Tanzimat Edebiyatında Kölelik
21. yüzyılın ikinci yarısından sonra Türk edebiyatı, yaklaşık altı yüzyıl boyunca beslendiği Doğu kültüründen yeni tanımaya başladığı Batı kültürüne ve edebiyatına yöneldi. Bu hareket, yalnızca o edebiyatı tanımakla kalmadı; edebiyat anlayışına ve zevkine yeni değerler ve özellikle batılı hikaye, roman ve tiyatro gibi değişik edebi türler de kazandırdı.
Bu yeni edebi türler, yalnızca şekil bakımından değil, muhteva açısından da yazarların yeni konulara, temalara, kısacası sosyal meselelere yönelmelerini birlikte getirdi.

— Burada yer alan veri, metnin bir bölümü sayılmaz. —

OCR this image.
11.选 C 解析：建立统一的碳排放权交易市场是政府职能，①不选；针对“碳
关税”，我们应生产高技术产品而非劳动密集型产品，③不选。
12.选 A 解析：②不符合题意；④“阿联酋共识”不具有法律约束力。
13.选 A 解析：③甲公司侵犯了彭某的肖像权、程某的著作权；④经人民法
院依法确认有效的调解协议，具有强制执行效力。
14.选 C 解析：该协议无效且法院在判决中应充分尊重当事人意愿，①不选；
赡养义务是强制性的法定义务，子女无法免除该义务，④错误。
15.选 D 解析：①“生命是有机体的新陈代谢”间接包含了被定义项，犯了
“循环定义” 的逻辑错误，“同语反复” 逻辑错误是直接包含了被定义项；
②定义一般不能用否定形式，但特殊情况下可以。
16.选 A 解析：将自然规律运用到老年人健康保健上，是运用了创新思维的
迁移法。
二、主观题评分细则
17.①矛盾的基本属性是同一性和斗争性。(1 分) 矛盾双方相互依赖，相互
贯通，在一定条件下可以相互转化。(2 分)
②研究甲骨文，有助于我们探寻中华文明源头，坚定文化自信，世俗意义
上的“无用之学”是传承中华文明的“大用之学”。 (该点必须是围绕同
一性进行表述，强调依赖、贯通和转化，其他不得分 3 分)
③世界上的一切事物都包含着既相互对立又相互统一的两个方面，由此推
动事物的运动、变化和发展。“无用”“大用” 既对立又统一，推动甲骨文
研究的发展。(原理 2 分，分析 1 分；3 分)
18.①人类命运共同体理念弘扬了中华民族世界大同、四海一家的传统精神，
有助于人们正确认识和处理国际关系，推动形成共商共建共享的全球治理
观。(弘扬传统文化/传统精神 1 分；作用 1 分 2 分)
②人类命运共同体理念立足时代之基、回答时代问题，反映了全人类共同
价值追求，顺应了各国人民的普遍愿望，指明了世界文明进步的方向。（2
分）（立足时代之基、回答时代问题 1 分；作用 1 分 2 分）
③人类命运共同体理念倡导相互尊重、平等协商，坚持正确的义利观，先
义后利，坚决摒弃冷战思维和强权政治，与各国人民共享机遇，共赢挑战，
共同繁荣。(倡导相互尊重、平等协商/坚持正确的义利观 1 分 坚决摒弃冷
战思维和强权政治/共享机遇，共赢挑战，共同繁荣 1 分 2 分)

Özellikle hikaye ve roman, bu meseleleri ele almak, işlemek ve okuyucuya sunmak bakımından yazarlar için oldukça yeni ve iyi bir vasıta oldu. Türk okuyucusu, bu sosyal meselelerden olarak insan hak ve hürriyeti, onun sosyal hayattaki yeri, adalet, batılı düşünce, gençlerin eğitilmesi ve evlendirilmeleri, özellikle genç kızların okutulup yazdırılmaları gibi sorunlar ile karşılaştı. Bunların içinde ise 'kölelik', eski bir geçmişi olması ve yaşanılan hayatta varlığını sürdürmesi bakımından önde gelen temalar arasında yer almaktaydı.